Sintió que la invisible garra del miedo le aferraba el estómago. No era la primera vez. Momentáneamente, sus pensamientos se apartaron del caos que reinaba en las calles y se centraron en la autocompasión. No había duda de que él, él y Tynan… ocupaban los peores y más desesperados cargos de la Tierra.

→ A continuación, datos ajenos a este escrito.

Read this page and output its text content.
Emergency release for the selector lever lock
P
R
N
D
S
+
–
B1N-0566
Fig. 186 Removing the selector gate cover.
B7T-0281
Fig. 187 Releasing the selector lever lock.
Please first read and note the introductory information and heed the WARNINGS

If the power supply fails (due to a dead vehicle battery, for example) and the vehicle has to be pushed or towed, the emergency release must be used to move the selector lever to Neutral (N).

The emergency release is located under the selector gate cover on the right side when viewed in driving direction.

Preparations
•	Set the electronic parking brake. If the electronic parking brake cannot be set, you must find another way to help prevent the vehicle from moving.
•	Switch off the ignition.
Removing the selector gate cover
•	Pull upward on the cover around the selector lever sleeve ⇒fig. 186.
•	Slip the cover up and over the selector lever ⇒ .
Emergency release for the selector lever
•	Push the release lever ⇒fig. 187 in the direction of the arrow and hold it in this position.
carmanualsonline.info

La autocompasión le llevó a una especie de mórbida autofascinación. Entonces, ¿por qué él, Christopher Collins, considerado, modesto, discreto, egoísta a veces aunque también podía ser objetivo, había aceptado aquel imposible cargo de funcionario número uno del cumplimiento de la ley y director del más importante bufete jurídico de la nación?
¿Había llegado hasta allí sin firmes convicciones (a no ser, tal como Ishmael Young había sugerido, la de que era necesario reestructurar la sociedad democrática) ni soluciones, sólo por ambición de poder? ¿Lo había hecho para halagar su propio orgullo? ¿Tal vez para cumplir un deber patriótico? ¿Por la desinteresada sensación de que podía desempeñar una buena labor? ¿O tal vez había sido víctima de algún rasgo masoquista o suicida de su personalidad?
No lo sabía. Esta noche, por lo menos, no.
Y entonces percibió el sonido del teléfono. Se volvió hacia la izquierda, de cara al mueble de roble en el que descansaba la hilera de botones, y vio que se había encendido la lucecita correspondiente a las comunicaciones personales (la reservada a las llamadas de Karen y de los amigos, distinta a las que estaban reservadas al presidente, el director o el secretario adjunto Ed Schrader).
– Aquí Collins -dijo descolgando el aparato.
– Cariño, espero no interrumpir nada…
Era la voz de Karen.
– No, no. Estaba simplemente repasando unos asuntos de última hora. ¿Cómo estás?
Ella no le contestó directamente.
– Sé que esta noche vamos a cenar. Quería cerciorarme de la hora en que pasará a recogerme tu chófer. ¿Es a las siete?
– A las siete menos cuarto. Te reunirás conmigo a las siete. Tenemos que estar en la Casa Blanca quince minutos más tarde. El presidente quiere que seamos puntuales. Vamos a presenciar por televisión los programas especiales desde Nueva York y Ohio. ¿Ya te has vestido?
– Estoy vestida por debajo. Y bien maquillada. Sólo me falta ponerme algo encima. ¿Cómo va a ser la reunión? ¿Puedo ponerme el vestido de punto rojo?
– Ponte cualquier cosa sencilla. La secretaria dijo que iba a ser de carácter informal.
– Supongo que bastará el vestido de punto rojo. Será casi la última vez que pueda ponérmelo antes de que se me empiece a ver el estómago.
– ¿Ha habido hoy alguna actividad?
– ¿Dónde? Ah, te refieres a eso. Algunos puntapiés de prueba.
– Estupendo. Los Redskins necesitan un buen delantero. Aún no me has contestado a la pregunta… ¿cómo estás por lo demás?
– Supongo que bien, dentro de lo que cabe.
– ¿Cómo dentro de lo que cabe? ¿Qué quieres decir?